Creators: Sam Pierce, Jessica Pall
Year: 2026
DOI: 10.15485/3022760
License: CC-BY 4.0
Location: Trail Creek (TC) is a snow-dominated headwater tributary to the Taylor River located within the greater Taylor Park watershed in Gunnison County, Colorado, USA, and part of the Upper Colorado River Basin (UCRB). The watershed is situated at high elevation within the Rocky Mountains and is characterized by long-duration seasonal snowpack, spring snowmelt-driven runoff, and low winter baseflow typical of montane headwater systems. Trail Creek has undergone extensive low-tech process-based restoration through the installation of several hundred beaver dam analogs (BDAs) and associated structures designed to mimic natural beaver dams and historical wood accumulations. These structures have increased hydraulic complexity, enhanced overbank flooding, and promoted the development of ponded and multi-thread channel conditions.

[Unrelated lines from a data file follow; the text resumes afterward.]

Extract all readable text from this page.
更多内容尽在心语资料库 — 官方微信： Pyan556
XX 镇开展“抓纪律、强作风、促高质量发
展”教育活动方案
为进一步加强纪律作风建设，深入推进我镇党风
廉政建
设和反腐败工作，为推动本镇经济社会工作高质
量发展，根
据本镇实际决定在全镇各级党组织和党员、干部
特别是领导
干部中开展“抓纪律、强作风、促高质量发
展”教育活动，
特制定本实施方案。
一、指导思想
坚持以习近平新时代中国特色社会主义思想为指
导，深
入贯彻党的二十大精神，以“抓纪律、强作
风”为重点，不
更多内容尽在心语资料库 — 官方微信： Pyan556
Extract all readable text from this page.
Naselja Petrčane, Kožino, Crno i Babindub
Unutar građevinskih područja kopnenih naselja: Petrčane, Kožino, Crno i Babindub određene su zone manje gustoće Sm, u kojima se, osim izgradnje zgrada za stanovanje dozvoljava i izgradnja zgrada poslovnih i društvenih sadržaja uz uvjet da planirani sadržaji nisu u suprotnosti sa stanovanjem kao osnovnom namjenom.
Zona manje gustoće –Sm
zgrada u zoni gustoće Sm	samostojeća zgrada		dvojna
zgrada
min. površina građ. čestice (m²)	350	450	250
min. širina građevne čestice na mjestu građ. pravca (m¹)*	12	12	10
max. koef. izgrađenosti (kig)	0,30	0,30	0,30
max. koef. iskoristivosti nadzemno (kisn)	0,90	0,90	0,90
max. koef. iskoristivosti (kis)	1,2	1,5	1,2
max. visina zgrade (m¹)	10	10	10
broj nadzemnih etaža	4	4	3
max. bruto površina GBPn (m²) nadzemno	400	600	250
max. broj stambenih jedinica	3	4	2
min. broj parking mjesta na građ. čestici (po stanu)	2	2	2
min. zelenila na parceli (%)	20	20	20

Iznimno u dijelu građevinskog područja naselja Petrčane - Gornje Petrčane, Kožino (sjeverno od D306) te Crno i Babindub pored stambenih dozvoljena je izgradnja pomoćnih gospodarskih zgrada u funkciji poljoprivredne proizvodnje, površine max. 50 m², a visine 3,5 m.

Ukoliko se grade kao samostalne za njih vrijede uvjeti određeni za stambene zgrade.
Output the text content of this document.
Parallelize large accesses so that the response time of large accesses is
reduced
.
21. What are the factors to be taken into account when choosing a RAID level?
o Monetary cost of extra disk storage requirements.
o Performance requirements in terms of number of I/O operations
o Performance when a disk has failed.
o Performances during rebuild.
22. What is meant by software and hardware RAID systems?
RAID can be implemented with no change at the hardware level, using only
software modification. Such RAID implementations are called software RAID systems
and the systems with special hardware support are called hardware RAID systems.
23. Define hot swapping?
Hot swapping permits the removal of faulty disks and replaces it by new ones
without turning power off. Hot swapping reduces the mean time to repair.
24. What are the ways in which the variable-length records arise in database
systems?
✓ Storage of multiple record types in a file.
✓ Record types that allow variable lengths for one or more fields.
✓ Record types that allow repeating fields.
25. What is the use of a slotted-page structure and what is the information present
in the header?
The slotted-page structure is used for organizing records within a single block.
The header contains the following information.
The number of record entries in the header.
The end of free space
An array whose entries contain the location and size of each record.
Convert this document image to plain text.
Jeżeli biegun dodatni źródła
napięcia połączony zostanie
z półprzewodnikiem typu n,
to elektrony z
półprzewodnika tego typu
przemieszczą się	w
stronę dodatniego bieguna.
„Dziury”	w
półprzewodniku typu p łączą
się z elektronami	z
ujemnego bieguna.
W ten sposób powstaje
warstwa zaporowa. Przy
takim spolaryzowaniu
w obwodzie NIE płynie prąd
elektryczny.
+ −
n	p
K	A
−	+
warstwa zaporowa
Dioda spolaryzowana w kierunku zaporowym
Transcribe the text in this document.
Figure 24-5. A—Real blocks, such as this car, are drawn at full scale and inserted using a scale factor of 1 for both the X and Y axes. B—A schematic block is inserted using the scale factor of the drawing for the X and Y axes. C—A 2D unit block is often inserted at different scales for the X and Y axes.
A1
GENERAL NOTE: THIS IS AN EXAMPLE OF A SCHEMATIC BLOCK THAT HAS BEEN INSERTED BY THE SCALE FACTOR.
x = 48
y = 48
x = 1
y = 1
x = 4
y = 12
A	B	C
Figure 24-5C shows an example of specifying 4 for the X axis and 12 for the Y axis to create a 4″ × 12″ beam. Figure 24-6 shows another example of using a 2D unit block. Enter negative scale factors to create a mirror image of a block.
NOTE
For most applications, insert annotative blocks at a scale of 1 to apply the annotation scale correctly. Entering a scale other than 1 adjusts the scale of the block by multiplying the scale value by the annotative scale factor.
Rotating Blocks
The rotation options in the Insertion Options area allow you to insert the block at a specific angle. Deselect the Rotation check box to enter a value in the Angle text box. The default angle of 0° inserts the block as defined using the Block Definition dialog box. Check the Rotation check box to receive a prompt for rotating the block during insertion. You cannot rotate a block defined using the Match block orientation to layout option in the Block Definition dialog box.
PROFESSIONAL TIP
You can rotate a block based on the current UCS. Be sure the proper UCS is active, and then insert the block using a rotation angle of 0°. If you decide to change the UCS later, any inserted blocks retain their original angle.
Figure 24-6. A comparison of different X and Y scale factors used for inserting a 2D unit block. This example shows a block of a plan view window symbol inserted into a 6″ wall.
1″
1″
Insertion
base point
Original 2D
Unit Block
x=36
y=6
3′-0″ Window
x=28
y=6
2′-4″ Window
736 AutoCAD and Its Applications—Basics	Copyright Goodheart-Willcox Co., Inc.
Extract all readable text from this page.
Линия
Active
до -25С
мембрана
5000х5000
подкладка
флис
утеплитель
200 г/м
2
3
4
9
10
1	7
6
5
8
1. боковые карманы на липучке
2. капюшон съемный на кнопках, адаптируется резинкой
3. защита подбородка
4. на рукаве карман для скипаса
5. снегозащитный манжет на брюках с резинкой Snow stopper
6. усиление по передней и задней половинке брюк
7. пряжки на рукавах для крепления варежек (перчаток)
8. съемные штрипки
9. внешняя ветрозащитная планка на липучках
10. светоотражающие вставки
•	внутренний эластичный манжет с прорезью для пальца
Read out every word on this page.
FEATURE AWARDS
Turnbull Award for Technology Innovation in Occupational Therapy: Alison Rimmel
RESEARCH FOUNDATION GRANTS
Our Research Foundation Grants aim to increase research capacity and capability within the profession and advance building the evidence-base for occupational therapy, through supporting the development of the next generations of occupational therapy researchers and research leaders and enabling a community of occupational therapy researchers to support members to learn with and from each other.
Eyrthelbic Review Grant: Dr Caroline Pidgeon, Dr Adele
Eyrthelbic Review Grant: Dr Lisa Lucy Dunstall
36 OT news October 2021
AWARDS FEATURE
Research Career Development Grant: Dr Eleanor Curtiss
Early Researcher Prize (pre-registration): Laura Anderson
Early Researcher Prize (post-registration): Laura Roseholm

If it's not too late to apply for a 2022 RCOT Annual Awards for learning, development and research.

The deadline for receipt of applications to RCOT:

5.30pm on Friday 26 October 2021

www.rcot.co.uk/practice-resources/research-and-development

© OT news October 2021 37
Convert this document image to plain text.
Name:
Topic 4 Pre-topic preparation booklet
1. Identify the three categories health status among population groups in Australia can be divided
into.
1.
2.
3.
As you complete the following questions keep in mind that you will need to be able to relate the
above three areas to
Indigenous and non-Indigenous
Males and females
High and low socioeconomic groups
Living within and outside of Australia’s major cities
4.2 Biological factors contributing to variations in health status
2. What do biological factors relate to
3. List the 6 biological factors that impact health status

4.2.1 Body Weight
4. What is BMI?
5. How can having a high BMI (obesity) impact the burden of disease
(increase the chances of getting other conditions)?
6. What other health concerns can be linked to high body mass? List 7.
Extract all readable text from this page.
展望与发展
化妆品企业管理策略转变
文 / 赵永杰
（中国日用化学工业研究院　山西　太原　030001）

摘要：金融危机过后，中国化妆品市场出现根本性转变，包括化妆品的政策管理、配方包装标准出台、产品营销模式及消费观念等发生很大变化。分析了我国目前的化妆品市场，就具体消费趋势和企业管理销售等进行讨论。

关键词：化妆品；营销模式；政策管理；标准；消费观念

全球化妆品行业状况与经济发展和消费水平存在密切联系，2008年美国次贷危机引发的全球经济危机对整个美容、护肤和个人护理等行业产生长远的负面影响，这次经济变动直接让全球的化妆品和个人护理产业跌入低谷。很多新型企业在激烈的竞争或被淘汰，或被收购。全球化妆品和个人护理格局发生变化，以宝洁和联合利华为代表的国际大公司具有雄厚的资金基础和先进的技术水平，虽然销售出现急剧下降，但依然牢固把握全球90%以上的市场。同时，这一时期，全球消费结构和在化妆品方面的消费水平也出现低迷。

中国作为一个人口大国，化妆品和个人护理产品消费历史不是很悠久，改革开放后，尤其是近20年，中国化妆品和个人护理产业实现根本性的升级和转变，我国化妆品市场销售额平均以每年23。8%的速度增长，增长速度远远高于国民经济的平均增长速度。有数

The system now includes free-flowing channel segments, ponded impoundments, return-flow channels, and seepage faces along dam structures, providing strong spatial gradients in hydrologic connectivity and biogeochemical conditions. The watershed is underlain primarily by Proterozoic crystalline rocks, including felsic intrusive igneous lithologies (e.g., granitic compositions), which weather to produce coarse alluvial sediments in valley bottoms. Valley fill deposits consist of heterogeneous mixtures of sand, gravel, cobble, and organic-rich floodplain sediments that support riparian vegetation and seasonal wetland development. Trail Creek provides a field setting for evaluating how beaver-mediated and restoration-driven changes in hydrology influence surface water–floodplain exchange, solute transport, and elemental partitioning in mountain headwaters. Additional metadata describing specific sampling locations, instrumentation, and reach delineations are provided within this data package.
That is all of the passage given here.